Они не помнили, как добрались до своей комнаты, минуя все эти жуткие, захламленные закоулки старухина лабиринта, держась за руки, словно пугливые дети, и теперь стояли бок о бок в кромешной тьме. Им казалось, что и здесь свет будет против них, как в гостиной у старой женщины.
— Это было ужасно, — сказала Барашек, еле переводя дыхание.
— Точно, — согласился с ней он. И чуть помедлив, добавил — Да она рехнулась, Барашек, с горя, из-за денег.
— Сошла с ума. А я… — Они продолжали стоять в темноте, держась за руки. — А я изо дня в день буду одна в этой комнате, и она может в любую минуту здесь появиться. Господи! Нет!
— Успокойся, милая. Когда я видел ее раньше, она выглядела совсем по-другому. Может, с ней только сегодня такое случилось?
— «Молодые люди…» — передразнила Барашек. — Она говорила это с таким надменным видом, будто мы дети малые. Ой, милый, как же я не хочу быть похожей на нее! Ведь мне это не грозит, правда? Я так боюсь.
— Ах ты мой Барашек, — сказал он и обнял ее, такую беспомощную, невероятно беспомощную, что ищет у него защиты. — Ты мой любимый Барашек, и всегда будешь только Барашком, как же ты можешь стать такой, как старуха Шаренхефер!
— Правда? Только ведь нашему малышу будет не в прок, если я стану здесь жить. Например, его нельзя пугать, и чтобы он рос счастливым, его маме нужны положительные эмоции.
— Ну конечно, — успокаивал ее Пиннеберг, обнимая и лаская. — Вот увидишь, все у нас наладится.

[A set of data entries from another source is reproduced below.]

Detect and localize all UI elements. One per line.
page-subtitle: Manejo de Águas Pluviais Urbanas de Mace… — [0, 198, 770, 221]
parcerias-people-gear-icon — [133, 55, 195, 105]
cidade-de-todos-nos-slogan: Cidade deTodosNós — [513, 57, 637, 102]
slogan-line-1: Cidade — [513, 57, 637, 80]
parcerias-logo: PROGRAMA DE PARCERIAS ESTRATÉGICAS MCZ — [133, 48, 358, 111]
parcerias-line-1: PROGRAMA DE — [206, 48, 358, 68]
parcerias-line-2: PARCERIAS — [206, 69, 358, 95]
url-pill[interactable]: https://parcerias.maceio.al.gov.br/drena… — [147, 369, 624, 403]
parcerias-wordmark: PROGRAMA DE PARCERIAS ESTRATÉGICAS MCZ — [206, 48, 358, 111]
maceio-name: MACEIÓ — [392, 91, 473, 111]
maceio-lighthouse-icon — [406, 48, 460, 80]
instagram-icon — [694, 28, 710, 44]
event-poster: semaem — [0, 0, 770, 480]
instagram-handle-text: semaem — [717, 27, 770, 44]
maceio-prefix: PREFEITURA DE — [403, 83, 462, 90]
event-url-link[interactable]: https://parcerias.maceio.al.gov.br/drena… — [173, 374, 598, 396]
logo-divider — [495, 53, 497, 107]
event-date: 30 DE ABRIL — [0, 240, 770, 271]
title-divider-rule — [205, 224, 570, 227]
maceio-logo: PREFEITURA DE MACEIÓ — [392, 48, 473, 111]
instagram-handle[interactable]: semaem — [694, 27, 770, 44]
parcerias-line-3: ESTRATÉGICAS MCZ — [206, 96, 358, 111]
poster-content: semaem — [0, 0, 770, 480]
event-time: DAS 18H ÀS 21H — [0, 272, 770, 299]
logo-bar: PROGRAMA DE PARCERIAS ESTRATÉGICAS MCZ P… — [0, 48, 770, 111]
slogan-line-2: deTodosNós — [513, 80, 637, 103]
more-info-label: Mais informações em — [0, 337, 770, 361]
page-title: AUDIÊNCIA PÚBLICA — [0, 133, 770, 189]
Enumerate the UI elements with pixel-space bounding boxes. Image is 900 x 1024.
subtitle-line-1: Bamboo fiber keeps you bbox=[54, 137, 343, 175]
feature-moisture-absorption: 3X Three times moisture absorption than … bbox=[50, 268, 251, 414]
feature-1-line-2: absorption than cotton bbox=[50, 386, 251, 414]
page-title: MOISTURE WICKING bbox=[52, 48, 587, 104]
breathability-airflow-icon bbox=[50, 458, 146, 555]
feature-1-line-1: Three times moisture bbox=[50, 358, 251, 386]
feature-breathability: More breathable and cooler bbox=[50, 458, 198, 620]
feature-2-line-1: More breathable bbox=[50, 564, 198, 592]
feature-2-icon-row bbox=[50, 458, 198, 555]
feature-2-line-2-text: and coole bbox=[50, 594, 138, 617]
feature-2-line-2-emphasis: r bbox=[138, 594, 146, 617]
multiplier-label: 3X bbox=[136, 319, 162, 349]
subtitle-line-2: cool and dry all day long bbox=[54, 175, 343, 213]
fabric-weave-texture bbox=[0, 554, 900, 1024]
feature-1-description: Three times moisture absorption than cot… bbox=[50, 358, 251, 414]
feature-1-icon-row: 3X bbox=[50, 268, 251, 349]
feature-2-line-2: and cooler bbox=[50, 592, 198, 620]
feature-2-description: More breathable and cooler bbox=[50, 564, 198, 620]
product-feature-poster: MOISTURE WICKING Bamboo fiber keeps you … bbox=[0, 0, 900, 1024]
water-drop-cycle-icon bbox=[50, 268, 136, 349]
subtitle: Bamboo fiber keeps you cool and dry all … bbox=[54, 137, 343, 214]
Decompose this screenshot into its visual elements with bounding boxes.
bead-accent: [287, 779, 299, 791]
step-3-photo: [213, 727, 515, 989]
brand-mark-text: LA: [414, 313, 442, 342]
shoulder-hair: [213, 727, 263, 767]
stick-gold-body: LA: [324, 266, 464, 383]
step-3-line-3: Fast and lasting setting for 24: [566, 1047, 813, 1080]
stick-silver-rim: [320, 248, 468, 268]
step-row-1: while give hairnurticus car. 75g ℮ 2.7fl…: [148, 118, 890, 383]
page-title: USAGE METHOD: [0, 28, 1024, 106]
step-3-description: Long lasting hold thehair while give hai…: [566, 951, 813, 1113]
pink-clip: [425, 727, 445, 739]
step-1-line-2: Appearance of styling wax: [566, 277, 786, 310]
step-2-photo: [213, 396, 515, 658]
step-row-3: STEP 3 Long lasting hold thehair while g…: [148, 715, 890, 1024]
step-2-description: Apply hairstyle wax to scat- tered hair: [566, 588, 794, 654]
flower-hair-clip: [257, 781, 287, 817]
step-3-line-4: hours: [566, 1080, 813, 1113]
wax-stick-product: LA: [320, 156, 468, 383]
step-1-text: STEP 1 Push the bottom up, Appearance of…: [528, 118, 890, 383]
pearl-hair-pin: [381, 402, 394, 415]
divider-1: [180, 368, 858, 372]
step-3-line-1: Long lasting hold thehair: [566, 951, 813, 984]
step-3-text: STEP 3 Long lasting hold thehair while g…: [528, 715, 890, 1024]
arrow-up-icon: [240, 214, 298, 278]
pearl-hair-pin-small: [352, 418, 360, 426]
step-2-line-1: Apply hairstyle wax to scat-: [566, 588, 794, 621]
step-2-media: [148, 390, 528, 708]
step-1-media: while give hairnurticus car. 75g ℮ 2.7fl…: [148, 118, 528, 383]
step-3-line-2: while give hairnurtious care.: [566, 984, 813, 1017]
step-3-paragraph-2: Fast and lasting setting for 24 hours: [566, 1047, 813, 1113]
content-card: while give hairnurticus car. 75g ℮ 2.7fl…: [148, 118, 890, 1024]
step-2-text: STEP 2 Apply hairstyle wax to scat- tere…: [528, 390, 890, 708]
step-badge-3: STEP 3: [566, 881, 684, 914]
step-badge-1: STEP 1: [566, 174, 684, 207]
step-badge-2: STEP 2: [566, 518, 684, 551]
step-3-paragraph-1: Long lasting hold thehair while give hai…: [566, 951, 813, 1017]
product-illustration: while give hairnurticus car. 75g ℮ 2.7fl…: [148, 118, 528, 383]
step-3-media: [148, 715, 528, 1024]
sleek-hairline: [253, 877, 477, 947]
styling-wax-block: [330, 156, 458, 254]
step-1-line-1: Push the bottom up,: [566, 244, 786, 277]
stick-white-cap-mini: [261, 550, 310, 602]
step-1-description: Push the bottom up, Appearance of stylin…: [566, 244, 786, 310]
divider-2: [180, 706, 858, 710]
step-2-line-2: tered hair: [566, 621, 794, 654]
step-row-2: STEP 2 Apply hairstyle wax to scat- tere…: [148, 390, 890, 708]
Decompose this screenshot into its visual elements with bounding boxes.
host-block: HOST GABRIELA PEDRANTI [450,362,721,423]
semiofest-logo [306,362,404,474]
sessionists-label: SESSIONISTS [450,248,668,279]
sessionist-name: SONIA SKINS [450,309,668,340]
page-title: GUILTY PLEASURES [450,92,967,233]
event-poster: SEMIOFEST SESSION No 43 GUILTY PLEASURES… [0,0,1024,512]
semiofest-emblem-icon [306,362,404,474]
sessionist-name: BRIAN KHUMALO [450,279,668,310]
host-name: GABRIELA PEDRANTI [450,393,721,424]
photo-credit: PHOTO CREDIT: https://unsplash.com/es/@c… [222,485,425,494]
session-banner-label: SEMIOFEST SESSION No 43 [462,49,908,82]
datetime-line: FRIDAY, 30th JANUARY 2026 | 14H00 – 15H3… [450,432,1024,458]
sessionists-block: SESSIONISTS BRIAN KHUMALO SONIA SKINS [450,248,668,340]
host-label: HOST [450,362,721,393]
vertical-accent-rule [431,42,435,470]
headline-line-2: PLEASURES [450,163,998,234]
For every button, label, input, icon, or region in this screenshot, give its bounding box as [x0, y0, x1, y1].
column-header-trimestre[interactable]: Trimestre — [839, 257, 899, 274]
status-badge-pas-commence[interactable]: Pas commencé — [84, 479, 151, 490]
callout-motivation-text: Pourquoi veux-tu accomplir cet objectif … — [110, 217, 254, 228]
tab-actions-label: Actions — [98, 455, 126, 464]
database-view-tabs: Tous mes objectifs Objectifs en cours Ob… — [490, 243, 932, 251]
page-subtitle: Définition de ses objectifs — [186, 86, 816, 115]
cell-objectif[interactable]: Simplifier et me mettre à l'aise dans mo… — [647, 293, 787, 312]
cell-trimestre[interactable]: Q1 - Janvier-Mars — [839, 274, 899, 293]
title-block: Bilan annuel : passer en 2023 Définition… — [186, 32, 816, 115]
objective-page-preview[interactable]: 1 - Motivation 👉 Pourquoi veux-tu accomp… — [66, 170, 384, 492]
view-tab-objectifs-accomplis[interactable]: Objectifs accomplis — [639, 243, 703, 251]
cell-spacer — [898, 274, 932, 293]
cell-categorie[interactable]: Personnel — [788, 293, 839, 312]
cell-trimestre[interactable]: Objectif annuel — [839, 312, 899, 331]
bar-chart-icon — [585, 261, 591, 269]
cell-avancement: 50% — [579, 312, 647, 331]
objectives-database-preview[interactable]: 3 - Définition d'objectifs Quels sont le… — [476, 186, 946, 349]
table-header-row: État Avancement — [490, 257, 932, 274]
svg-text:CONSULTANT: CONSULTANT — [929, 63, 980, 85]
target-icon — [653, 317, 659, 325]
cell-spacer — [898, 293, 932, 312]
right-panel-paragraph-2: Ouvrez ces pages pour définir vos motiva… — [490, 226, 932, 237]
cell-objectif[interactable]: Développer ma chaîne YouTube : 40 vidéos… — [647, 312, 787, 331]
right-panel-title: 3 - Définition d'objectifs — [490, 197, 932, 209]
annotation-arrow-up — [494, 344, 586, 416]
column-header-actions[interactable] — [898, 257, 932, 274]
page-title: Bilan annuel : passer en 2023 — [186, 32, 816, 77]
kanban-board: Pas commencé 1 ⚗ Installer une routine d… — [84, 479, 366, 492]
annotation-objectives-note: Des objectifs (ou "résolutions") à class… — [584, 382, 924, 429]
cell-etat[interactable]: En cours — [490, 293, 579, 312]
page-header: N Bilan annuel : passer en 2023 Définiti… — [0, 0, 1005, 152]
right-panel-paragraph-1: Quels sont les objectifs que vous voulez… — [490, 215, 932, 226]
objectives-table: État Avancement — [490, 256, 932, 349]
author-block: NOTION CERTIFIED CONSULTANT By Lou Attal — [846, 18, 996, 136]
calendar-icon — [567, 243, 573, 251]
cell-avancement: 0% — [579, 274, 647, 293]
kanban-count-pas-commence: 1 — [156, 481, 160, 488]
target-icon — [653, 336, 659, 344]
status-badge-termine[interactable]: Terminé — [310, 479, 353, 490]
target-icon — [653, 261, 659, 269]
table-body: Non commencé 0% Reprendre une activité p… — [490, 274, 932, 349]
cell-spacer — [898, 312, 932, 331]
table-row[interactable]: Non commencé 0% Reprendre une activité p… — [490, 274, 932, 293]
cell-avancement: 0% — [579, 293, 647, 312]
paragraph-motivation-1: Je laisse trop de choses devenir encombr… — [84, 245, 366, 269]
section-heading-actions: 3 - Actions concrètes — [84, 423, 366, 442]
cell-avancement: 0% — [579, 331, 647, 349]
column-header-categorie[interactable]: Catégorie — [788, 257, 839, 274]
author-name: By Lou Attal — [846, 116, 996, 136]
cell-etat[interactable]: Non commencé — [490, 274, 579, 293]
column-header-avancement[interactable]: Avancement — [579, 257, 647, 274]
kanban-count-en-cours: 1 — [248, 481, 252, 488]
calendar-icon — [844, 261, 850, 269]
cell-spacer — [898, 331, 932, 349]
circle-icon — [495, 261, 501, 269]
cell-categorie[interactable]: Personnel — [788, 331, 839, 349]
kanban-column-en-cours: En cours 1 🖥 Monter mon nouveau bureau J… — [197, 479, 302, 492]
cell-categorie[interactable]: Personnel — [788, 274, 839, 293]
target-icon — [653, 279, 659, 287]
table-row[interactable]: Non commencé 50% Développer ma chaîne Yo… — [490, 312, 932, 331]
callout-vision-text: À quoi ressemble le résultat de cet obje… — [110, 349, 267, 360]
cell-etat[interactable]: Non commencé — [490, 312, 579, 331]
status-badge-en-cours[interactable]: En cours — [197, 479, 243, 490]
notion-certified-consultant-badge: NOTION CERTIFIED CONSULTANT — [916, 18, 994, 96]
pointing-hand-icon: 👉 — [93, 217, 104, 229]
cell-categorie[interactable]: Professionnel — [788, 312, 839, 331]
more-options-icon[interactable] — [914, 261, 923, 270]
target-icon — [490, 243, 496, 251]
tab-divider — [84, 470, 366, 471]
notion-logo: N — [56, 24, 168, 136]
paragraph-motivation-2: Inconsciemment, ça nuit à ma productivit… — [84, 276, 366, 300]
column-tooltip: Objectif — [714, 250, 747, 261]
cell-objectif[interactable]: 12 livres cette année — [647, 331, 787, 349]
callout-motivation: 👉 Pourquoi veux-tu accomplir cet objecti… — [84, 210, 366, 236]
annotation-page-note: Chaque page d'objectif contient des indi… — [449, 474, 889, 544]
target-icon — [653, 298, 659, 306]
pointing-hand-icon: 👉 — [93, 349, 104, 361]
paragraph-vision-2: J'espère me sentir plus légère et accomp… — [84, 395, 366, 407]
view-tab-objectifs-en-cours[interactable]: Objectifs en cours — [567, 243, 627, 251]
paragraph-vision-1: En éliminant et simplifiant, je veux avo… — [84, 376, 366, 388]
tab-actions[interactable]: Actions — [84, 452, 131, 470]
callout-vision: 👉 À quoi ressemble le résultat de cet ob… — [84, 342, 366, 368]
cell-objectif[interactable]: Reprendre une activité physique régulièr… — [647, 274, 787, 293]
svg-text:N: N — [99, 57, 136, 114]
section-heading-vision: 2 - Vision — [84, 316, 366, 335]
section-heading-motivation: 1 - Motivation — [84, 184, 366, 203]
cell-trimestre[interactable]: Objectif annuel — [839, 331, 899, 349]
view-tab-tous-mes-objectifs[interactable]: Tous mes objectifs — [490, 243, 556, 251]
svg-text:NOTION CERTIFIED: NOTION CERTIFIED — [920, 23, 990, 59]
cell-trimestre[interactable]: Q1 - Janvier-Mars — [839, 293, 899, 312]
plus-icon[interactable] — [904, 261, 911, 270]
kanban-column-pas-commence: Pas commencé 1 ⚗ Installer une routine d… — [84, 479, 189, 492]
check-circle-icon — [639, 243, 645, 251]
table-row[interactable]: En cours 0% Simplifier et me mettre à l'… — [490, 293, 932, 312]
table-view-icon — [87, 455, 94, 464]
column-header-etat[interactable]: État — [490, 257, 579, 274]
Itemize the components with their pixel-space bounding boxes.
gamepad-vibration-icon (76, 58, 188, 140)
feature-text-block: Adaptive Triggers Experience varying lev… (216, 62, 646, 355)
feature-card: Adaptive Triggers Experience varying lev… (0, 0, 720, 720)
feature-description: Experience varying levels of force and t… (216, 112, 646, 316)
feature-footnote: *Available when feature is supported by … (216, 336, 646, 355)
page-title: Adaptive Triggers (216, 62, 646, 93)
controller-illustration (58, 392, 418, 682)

— Это все общие слова. Ты же не говоришь, что мы съедем отсюда, немедленно.
— Но мы не можем этого сделать! У нас и денег нет, чтобы полтора месяца оплачивать две квартиры.
— Какие большие деньги! Из-за этих грошей, по-твоему, я должна жить в постоянном страхе, а малыш страдать?
— Ну да, деньги! — сказал он. — Плохие деньги. Хорошие деньги.
Сжимая ее в объятиях, он почувствовал, что стал повзрослее, и даже умнее. Все, что раньше казалось важным, теперь для него не имело значения. Он понял, что должен быть с ней честным.
— У меня нет особых талантов, Барашек — сказал он ей. — Я не смогу добиться успеха, мы всегда будем трястись над каждым грошом.
— Что ты! Что ты! — запричитала она.
Белые оконные занавески чуть подрагивали от дуновения вечернего ветра, а комнату наполнял мягкий свет. Его притягательная сила увлекла их к распахнутому окну, и они, обнявшись, устремили свои взоры вдаль.
Кругом все было залито лунным светом. Вдалеке справа мерцал огненной точкой последний на Фельдштрассе газовый фонарь. Картину, что открывалась из окна, будто раскрасили в два цвета — там, где тянулись поля, она была более светлой, там, где начинался лес, на ней лежала бездонная черная тень. Тишину нарушало лишь журчание Штрелы, что билась о камни где-то там, внизу. Ночной ветерок нежно ласкал их лица.
— Красота-то какая, — сказала она. — И покой.
— Да, — ответил он. — Здесь и в самом деле хорошо. А как дышится — не то что у вас, в Плаце.
— У вас… Как тебе известно, в Плаце меня уже нет, я здесь, на Зеленом Конце, у вдовы Шаренхефер…
— У вдовы?
— У вдовы!
— Спустимся к ней?
— Не сейчас, милый, может, полежим немного. Нам о многом нужно поговорить.
«Ну начинается…» — подумал он.
Но она, ничего не сказав, выглянула из окна, подставив ветру свое лицо, и он тут же принялся трепать ее светлые волосы, путая пряди на лбу. Пиннеберг не сводил с нее глаз.